US president Donald Trump laid out the US’s new strategy in Afghanistan in a speech from Virginia’s Fort Myer military base on the evening of Aug. 21, telling the assembled troops to prepare for an open-ended war against terrorism in the region, and assigning new roles to Pakistan and India.
“We will not talk about numbers of troops or our plans for further military activities” in Afghanistan, Trump said. “Conditions on the ground, not arbitrary timetables, will guide our strategy from now on.” Pulling troops out of foreign wars was a key plank of Trump’s campaign platform, and he was a frequent critic of former president Barack Obama’s deployment of troops to Afghanistan. The shift could upset his loyal fans, who have stood by as he bypassed presidential norms, and verbally attacked Americans and foreign leaders he disagreed with.
“Ultimately, it is up to the people of Afghanistan to take ownership of their future, to govern their society, and to achieve an everlasting peace,” Trump said, promising to partner with the country, but adding the US was not “nation-building.” In doing so, he echoed speech by president George W. Bush in 2002 (paywall) that set the stage for dramatic increases in US spending and troops there. “Peace will be achieved by helping Afghanistan develop its own stable government,” Bush said at the time.
Trump also indicated the US means to radically change its relationship with Pakistan, where it has spent billions of dollars in aid in recent years, and lean heavily on India to help in the effort to rebuild Afghanistan, while hinting India’s trade with the US could be jeopardized if it did not cooperate.

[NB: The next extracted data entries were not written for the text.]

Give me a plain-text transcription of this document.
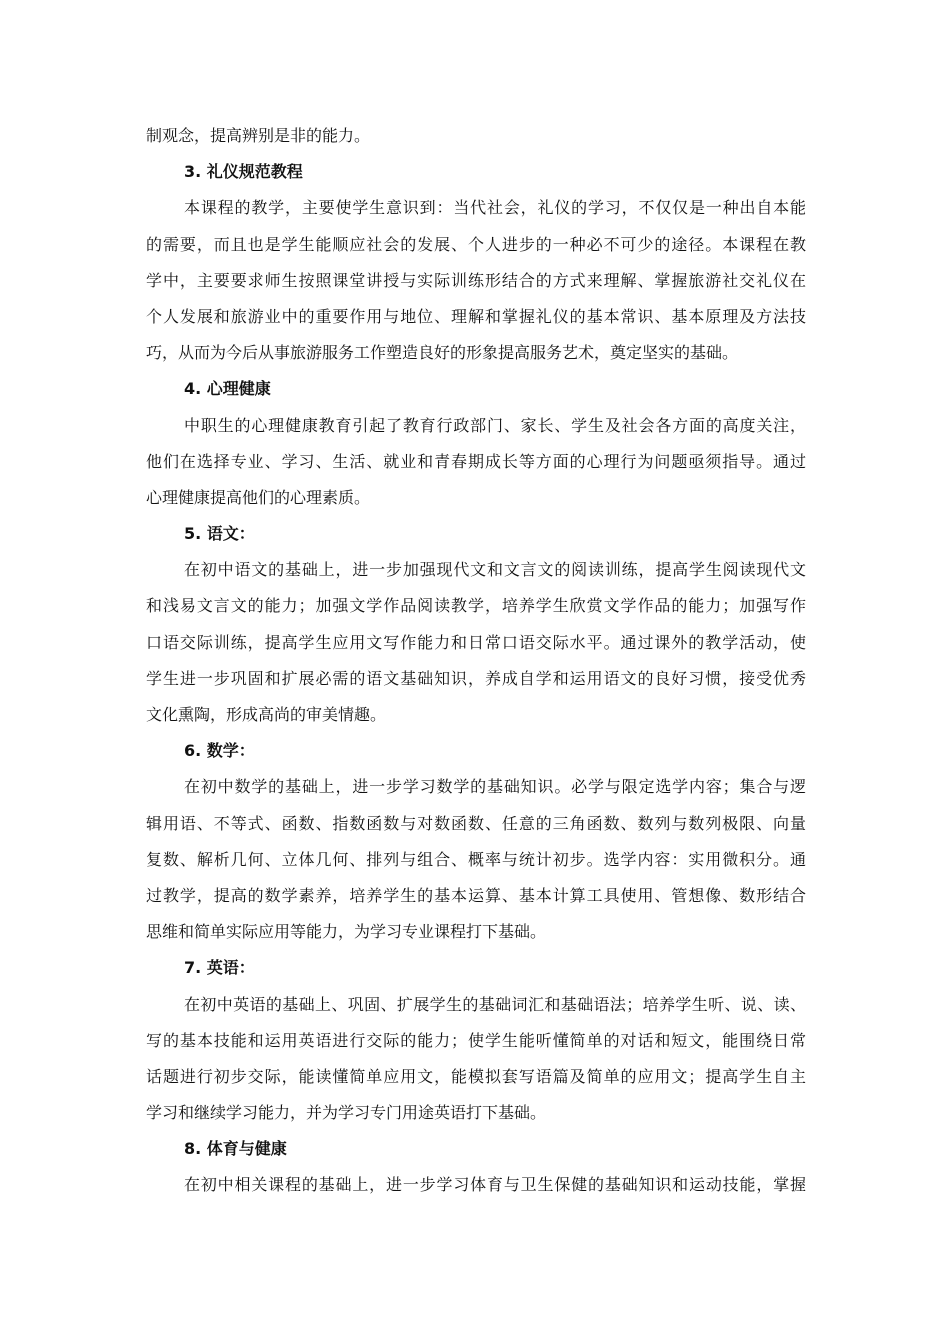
制观念，提高辨别是非的能力。
3. 礼仪规范教程
本课程的教学，主要使学生意识到：当代社会，礼仪的学习，不仅仅是一种出自本能
的需要，而且也是学生能顺应社会的发展、个人进步的一种必不可少的途径。本课程在教
学中，主要要求师生按照课堂讲授与实际训练形结合的方式来理解、掌握旅游社交礼仪在
个人发展和旅游业中的重要作用与地位、理解和掌握礼仪的基本常识、基本原理及方法技
巧，从而为今后从事旅游服务工作塑造良好的形象提高服务艺术，奠定坚实的基础。
4. 心理健康
中职生的心理健康教育引起了教育行政部门、家长、学生及社会各方面的高度关注，
他们在选择专业、学习、生活、就业和青春期成长等方面的心理行为问题亟须指导。通过
心理健康提高他们的心理素质。
5. 语文：
在初中语文的基础上，进一步加强现代文和文言文的阅读训练，提高学生阅读现代文
和浅易文言文的能力；加强文学作品阅读教学，培养学生欣赏文学作品的能力；加强写作
口语交际训练，提高学生应用文写作能力和日常口语交际水平。通过课外的教学活动，使
学生进一步巩固和扩展必需的语文基础知识，养成自学和运用语文的良好习惯，接受优秀
文化熏陶，形成高尚的审美情趣。
6. 数学：
在初中数学的基础上，进一步学习数学的基础知识。必学与限定选学内容；集合与逻
辑用语、不等式、函数、指数函数与对数函数、任意的三角函数、数列与数列极限、向量
复数、解析几何、立体几何、排列与组合、概率与统计初步。选学内容：实用微积分。通
过教学，提高的数学素养，培养学生的基本运算、基本计算工具使用、管想像、数形结合
思维和简单实际应用等能力，为学习专业课程打下基础。
7. 英语：
在初中英语的基础上、巩固、扩展学生的基础词汇和基础语法；培养学生听、说、读、
写的基本技能和运用英语进行交际的能力；使学生能听懂简单的对话和短文，能围绕日常
话题进行初步交际，能读懂简单应用文，能模拟套写语篇及简单的应用文；提高学生自主
学习和继续学习能力，并为学习专门用途英语打下基础。
8. 体育与健康
在初中相关课程的基础上，进一步学习体育与卫生保健的基础知识和运动技能，掌握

The US can “no longer be silent about Pakistan’s safe havens for terrorist organizations, the Taliban, and other groups that pose a threat to the region and beyond,” Trump said. “We have been paying Pakistan billions and billions of dollars, at the same time they are housing the same terrorists that we are fighting… that will change immediately.”
The US also plans to “further develop” its partnership with India to rebuild Afghanistan, he said. “We appreciate India’s important contributions to stability in Afghanistan, but India makes billions of dollars in trade with the United States, and we want them to help us more with Afghanistan, especially in the area of economic assistance and development.”
There’s no public indication that US diplomats discussed this change in strategy with their Indian counterparts in the days before the speech. US officials have long urged India to play a greater role in rebuilding Afghanistan, and under former prime minister Manmohan Singh India pledged billions of dollars in aid. Last year, India’s current prime minister Narendra Modi pledged $1 billion in aid to the country.
In adopting the “push India, punish Pakistan” strategy, Trump is lifting a page from advisor Lisa Curtis’s playbook. Curtis, a former Heritage Foundation director, CIA analyst, and US diplomat in South Asia, wrote in February that the US “must stop chasing the mirage of securing change in Pakistan’s strategic direction by giving it additional aid or military equipment.” The White House named her its senior national security advisor for the region in April.
John McCain, the Arizona senator, called the move positive, but long overdue, and signaled that he expected an escalation in military spending. “Congress must meet its responsibilities for overseeing the war in Afghanistan and providing the necessary resources for it,” McCain said in a statement.
Senate majority leader Mitch McConnell went a step further, comparing the situation to the US’s huge overseas troop presence after WWII. “Just as the United States maintained forward deployed forces in Japan and Germany after the Second World War and in South Korea after the armistice, a residual presence in Afghanistan and in Iraq, preserves the gains we have made in the respective conflicts in those countries—and America pursues our interests by supporting host nation forces,” he wrote.